Changing directions, overcoming difficulties
Two Prineville women credit Adult and Family Services and Goodwill Industries with helping them change their lives aroundFor women who find themselves alone in the world, short on education, a couple of kids and a serious lack of job experience, the future can seem quite bleak. With the combined help of area service organizations, two such women from Prineville are now facing a brighter future.
Like many women without resources, both Prineville's Niki Keller-Dill and Sharrell Fluty eventually found themselves at the Adult and Family Services (AFS) office, signing up for food stamps and filling out applications for Welfare assistance. But unlike others, Keller-Dill and Fluty had the fortitude to turn their lives around.
According to the Welfare to Work Partnership, more than 5.6 million Americans have taken themselves off the welfare rolls since 1996, when President Clinton initiated dramatic welfare changes. Today, there are 44 percent fewer families and 46 percent fewer individuals receiving welfare.
In cooperation with AFS, Goodwill Industries routinely coordinates individuals with employers in Crook County to create jobs based on the needs of local industry and the ability of the individual.
Meeting with each of the women, the task of AFS case worker Shari Beisenhertz, was to assess each situation individually and guide them toward making choices which promoted positive change.
A prime candidate for the program, Keller-Dill, a 32-year-old single mother of three, came to the end of her rope about a year ago. With a sporadic history of working seasonal jobs, Keller-Dill had been struggling for some time to keep her family together. At one point she and two of her children were living in a tent.
"I was homeless and living with my mother at the back of her trailer with one of my children. I just had had enough. I didn't know where I was going or what to do, so I went to the AFS where I met Shari. She hooked me up with this new program with Goodwill where I got training and a job."
Fluty, a 34-year-old mother of two and breadwinner for her family went through a similar process.
Although Fluty had held down jobs in the past, she hadn't been employed for more than two years. With the help of AFS and Goodwill she eventually found employment with Morgan's Restaurant.
For Keller-Dill it was a matter of securing a stable housing situation, furnishings for her `new' home, getting a driver's license and acquiring appropriate clothing for work.
Last August Keller-Dill was ready for the next phase of the process and she was referred to the Goodwill Industries Community Work Experience program. Under this program a local business, in this case Rite-Aide, agreed to take her under their wing, and train her, while Goodwill paid for her wages. After 80 hours of work experience, Keller-Dill was hired as a permanent employee.
For Fluty the first steps toward independence and self-sufficiency included obtaining a GED, getting her car fixed, finding suitable work clothes and taking a trip to the beauty salon.
Last July Fluty was ready to enter the Community Work Experience program and was signed up with Morgan's Restaurant where she started out as a dish washer.
After successfully completing the assessment period she too was hired as a permanent employee. She works as a prep cook today and is currently continuing to advance her training and experience.
Businesses who make up the Welfare to Work partners have reported that former welfare recipients make dedicated and reliable workers.

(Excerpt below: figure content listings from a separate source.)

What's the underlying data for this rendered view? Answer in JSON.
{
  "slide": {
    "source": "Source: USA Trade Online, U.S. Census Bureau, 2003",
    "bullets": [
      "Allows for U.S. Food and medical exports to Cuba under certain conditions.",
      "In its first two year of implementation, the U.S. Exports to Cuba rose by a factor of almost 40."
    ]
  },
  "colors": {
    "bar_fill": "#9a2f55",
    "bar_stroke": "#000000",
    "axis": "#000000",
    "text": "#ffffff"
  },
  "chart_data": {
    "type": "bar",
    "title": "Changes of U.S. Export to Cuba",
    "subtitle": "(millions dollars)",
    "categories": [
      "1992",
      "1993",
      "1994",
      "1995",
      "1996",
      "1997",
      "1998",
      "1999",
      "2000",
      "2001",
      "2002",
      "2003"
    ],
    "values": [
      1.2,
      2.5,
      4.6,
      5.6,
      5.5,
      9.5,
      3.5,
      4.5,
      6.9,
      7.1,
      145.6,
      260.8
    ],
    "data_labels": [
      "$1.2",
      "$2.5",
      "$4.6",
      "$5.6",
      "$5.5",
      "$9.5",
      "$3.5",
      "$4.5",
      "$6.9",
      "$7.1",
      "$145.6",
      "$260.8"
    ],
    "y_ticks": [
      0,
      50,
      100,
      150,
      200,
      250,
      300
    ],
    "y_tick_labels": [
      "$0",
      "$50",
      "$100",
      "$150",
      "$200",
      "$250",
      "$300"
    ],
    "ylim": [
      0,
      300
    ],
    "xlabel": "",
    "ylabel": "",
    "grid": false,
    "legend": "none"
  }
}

In fact, eight out of ten executives who have hired former welfare recipients have found them to be "good, productive employees." And the majority of business leaders report that their welfare to work hires stay on the job as long as -- or even longer than -- other entry-level employees.
Both Keller-Dill and Fluty agree, the difference between what and who they are now compared to a year ago is like night and day. Each woman says she is much happier in her personal life and feels like she is supported by a new-found community of friends.

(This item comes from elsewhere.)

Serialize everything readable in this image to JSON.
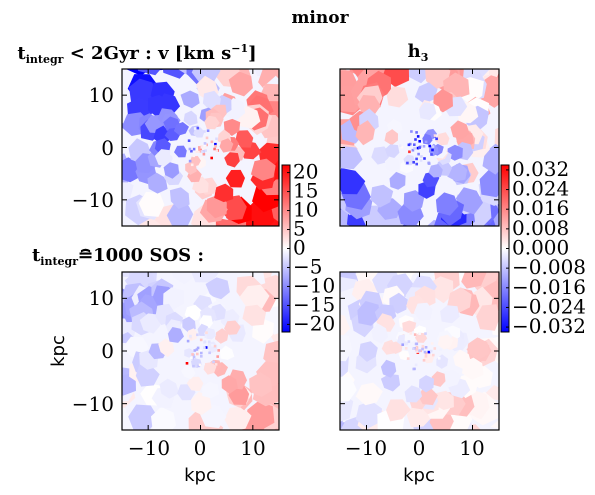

Beisenhertz explained that the success of Keller-Dill and Fluty is directly attributable to their courage to make changes in their own lives.
"I'm looking at these two girls now, and there's no way they looked this good a year ago," said Beisenhertz.

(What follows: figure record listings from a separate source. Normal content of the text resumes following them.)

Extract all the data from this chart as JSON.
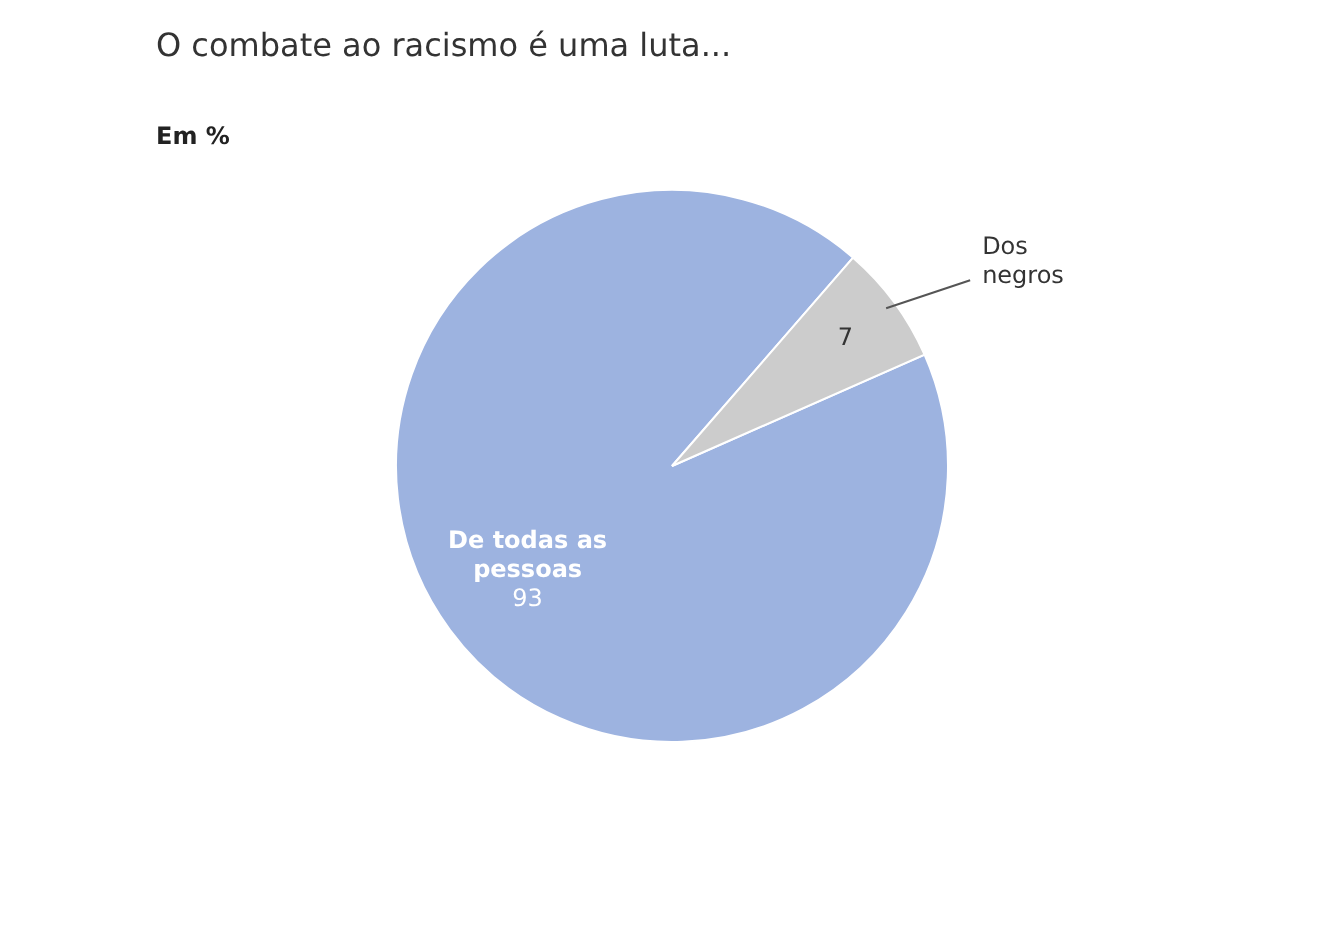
{
  "chart_data": {
    "type": "pie",
    "title": "O combate ao racismo é uma luta...",
    "subtitle": "Em %",
    "categories": [
      "De todas as pessoas",
      "Dos negros"
    ],
    "values": [
      93,
      7
    ],
    "colors": [
      "#9db3e0",
      "#cccccc"
    ],
    "data_labels": true
  }
}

"We were both pretty bad off, and had no self-esteem. We both probably suffered from lack of wanting to try because we were already failing. But Shari helped us a lot. If it wasn't for her I wouldn't be here," Keller-Dill said. "Today I have a home, a car and a job, and a much brighter future."
The changes in the Welfare program have made it difficult, if not impossible, for people to simply collect a check. "In the old days we used to give people benefits and didn't expect them to do anything in return," Beosenhertz explained. "It's a lot different today. When people come in we don't want to put them on welfare. If they are able to work we put them on assessment for 30 days to see what we can do to get them job- ready."
She added that the goal overall is to help folks become independent, but once in the system, they are not cut loose until they are fully capable.
"We don't just let them go," Beisenhertz emphasized. "Sometimes people say these people get a job, but they can't live because they don't get any benefits. But usually they get food stamps, a medical card and employment related day care. As long as they cooperate with the jobs program we can do quite a lot to assist them, until they find a job. We've really been lucky with people getting employed."
Perhaps the real proof of success is the bright smiling faces of Keller-Dill and Fluty as they talk about their ability to provide for their families, and pay their bills. Certainly these women are stepping into a new role model for their children as well as other women just entering the program.